Les ingrédients de base? De la pomme de terre, le soja, le riz, le blé, les tomates, l’oignon, le chou frisé, l’épinard et l’algue, qui n’est autre que la spiruline.
Au départ de ces matières premières, la diététicienne a en réalité composé des menus variés pour une semaine, à destination d’un futur équipage martien. Des recettes ont ainsi été créées à base de ces végétaux dans les cuisines expérimentales de l’Institut Paul Lambin.

 

« Le but de mon travail était de déterminer s’il était possible de créer des menus diététiquement acceptables pour un équipage, composé, en théorie, d’hommes âgés de 30 à 60 ans et d’une masse de 70 kilos », précise-t-elle.

 

Carences en vitamines 

 

« Avec ces végétaux, on peut combler les apports énergétiques les besoins en protéines, en glucides et en fibres de l’équipage sur une période d’une semaine », indique Sophie Compère.

 

« Par contre, on observe des déficits en ce qui concerne certaines vitamines. C’est le cas des vitamines D, B12 et C. La vitamine C ne se récupérerait pas car elle se dégrade vite tandis que les vitamines D et B12 ne sont pas apportées pas les ingrédients du projet ».

 

Les solutions? « Augmenter la variété de végétaux à cultiver sur Mars. Par exemple en ajoutant à ce panier de légumes quelques fruits rouges, comme des fraises par exemple, riches en vitamine C et en polyphénols (des antioxydants). Compléter le panier par des poivrons, également riches en vitamine C, serait aussi une bonne idée ».

 

Une monotonie qui risque d’avoir un impact psychologique

 

Si les apports diététiques sont alors satisfaits, le problème reste cependant le manque de variété dans les menus réalisables avec ce nombre limité de végétaux. Et cela risque d’avoir un impact psychologique sur l’équipage. « Il faut donc varier les menus et les composer en fonction des goûts des astronautes », indique encore la lauréate.

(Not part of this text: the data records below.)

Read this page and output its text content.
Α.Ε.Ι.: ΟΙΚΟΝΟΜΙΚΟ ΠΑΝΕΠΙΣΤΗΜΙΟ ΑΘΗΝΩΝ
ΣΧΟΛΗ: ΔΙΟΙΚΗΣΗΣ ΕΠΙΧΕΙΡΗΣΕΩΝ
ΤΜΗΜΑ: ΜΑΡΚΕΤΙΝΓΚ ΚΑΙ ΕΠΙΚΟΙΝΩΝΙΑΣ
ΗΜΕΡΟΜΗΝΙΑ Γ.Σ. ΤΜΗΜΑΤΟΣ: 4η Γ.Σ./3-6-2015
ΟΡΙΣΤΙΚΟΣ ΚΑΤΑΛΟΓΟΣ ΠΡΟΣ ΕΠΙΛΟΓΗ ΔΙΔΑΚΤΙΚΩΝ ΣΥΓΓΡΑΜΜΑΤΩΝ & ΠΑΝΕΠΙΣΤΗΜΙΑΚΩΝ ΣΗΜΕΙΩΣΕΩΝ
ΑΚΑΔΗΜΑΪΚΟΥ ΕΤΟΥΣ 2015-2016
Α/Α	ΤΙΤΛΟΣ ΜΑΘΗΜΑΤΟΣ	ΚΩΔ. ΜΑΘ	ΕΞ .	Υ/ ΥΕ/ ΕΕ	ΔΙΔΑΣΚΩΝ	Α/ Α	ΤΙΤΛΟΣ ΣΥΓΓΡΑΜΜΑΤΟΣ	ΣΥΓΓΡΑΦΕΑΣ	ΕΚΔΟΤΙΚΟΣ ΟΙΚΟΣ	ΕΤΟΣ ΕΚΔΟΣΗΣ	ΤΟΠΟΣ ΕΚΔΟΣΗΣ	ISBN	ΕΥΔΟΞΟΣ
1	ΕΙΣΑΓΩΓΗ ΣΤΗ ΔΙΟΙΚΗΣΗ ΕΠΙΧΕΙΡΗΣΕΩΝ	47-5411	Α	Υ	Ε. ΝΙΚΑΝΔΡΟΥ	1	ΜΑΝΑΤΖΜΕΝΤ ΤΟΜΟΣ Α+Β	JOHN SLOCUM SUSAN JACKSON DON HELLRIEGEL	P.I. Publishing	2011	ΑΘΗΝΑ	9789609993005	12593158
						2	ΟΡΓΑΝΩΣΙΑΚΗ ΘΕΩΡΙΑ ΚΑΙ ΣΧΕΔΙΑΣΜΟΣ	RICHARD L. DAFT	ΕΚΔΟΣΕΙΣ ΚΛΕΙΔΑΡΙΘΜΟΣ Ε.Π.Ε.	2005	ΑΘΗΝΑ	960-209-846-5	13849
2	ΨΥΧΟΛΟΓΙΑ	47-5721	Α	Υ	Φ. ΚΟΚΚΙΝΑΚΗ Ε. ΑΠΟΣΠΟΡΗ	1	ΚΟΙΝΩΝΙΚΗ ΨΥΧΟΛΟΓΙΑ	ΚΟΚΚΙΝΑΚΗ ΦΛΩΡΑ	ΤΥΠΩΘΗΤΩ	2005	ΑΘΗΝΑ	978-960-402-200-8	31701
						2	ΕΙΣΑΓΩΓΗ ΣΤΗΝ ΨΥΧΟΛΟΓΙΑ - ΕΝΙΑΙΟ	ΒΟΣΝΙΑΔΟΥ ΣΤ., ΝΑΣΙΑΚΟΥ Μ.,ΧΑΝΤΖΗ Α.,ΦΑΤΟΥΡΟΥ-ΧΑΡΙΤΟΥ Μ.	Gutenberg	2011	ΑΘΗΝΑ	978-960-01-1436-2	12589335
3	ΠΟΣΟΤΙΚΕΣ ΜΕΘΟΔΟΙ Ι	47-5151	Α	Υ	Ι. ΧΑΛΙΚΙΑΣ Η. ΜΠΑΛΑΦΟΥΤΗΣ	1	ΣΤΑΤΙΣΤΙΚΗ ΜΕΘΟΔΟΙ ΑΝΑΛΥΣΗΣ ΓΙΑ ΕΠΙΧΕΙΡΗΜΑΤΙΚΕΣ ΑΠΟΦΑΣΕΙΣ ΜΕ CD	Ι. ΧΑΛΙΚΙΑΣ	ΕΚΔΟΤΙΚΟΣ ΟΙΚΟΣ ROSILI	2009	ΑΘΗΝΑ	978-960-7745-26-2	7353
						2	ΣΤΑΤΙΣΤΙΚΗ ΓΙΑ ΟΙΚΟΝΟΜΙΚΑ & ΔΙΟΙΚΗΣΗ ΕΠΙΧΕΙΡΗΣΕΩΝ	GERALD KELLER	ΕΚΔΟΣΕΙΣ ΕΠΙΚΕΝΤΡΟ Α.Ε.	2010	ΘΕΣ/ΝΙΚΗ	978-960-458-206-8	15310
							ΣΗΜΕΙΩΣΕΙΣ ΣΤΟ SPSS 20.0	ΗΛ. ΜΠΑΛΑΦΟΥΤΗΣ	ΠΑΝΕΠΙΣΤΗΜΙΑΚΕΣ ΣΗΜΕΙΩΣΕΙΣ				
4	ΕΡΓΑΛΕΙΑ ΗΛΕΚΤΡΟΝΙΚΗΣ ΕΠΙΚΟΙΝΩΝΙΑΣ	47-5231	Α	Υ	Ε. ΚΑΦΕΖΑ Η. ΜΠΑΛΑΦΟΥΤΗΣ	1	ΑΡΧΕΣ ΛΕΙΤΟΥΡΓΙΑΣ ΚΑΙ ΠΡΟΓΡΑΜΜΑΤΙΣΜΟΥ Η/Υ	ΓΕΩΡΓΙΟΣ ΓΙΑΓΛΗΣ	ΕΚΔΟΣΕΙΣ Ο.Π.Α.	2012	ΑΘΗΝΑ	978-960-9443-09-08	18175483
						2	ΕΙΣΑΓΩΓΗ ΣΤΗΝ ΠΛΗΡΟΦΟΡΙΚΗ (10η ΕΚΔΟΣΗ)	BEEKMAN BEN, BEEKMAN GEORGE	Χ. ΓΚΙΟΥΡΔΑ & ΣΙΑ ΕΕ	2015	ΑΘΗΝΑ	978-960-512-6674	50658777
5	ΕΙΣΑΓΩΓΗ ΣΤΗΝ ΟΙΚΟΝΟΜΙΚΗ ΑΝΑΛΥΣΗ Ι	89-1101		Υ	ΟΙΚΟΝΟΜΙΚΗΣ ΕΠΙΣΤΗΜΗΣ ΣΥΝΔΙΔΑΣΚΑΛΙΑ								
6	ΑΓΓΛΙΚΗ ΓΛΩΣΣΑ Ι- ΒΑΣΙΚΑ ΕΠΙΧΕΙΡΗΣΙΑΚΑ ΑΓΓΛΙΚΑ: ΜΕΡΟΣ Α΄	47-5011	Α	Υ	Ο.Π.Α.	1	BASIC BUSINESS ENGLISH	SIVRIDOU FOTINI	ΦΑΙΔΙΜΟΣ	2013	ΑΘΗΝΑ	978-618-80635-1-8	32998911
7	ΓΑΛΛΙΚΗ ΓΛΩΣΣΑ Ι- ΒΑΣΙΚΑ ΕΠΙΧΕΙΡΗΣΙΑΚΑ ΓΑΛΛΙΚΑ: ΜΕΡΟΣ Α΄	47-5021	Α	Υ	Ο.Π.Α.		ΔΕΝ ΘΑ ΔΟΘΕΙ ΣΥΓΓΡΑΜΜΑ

Le goût en lui-même pose aussi problème. « Il faut savoir qu’en microgravité, on perd la voie rétronasale du goût », continue Sophie Compère. « Sur Terre, 80% du goût provient en réalité de notre nez, quand nous mastiquons. Cela passe par l’arrière de notre palais. Dans l’espace, on perd ce retour par le nez, il faut donc assaisonner davantage les plats pour qu’ils gardent toutes leurs saveurs et qu’ils plaisent aux astronautes pendant de longs mois ».

Multiplier les ingrédients serait une solution aux yeux de la diététicienne. Mais il faudrait aussi envisager d’emporter d’autres ingrédients, complémentaires, comme un panel d’épices par exemple », suggère-t-elle.

Ce n’est pas demain que le premier équipage humain mettra le cap sur Mars. On sait par contre, dès aujourd’hui et grâce aux travaux de Sophie Compère, que ce qu’il devra faire pousser sur la planète rouge ne se limitera pas aux seules pommes de terre qui tiennent la vedette (végétale) du film américain « Seul sur Mars ».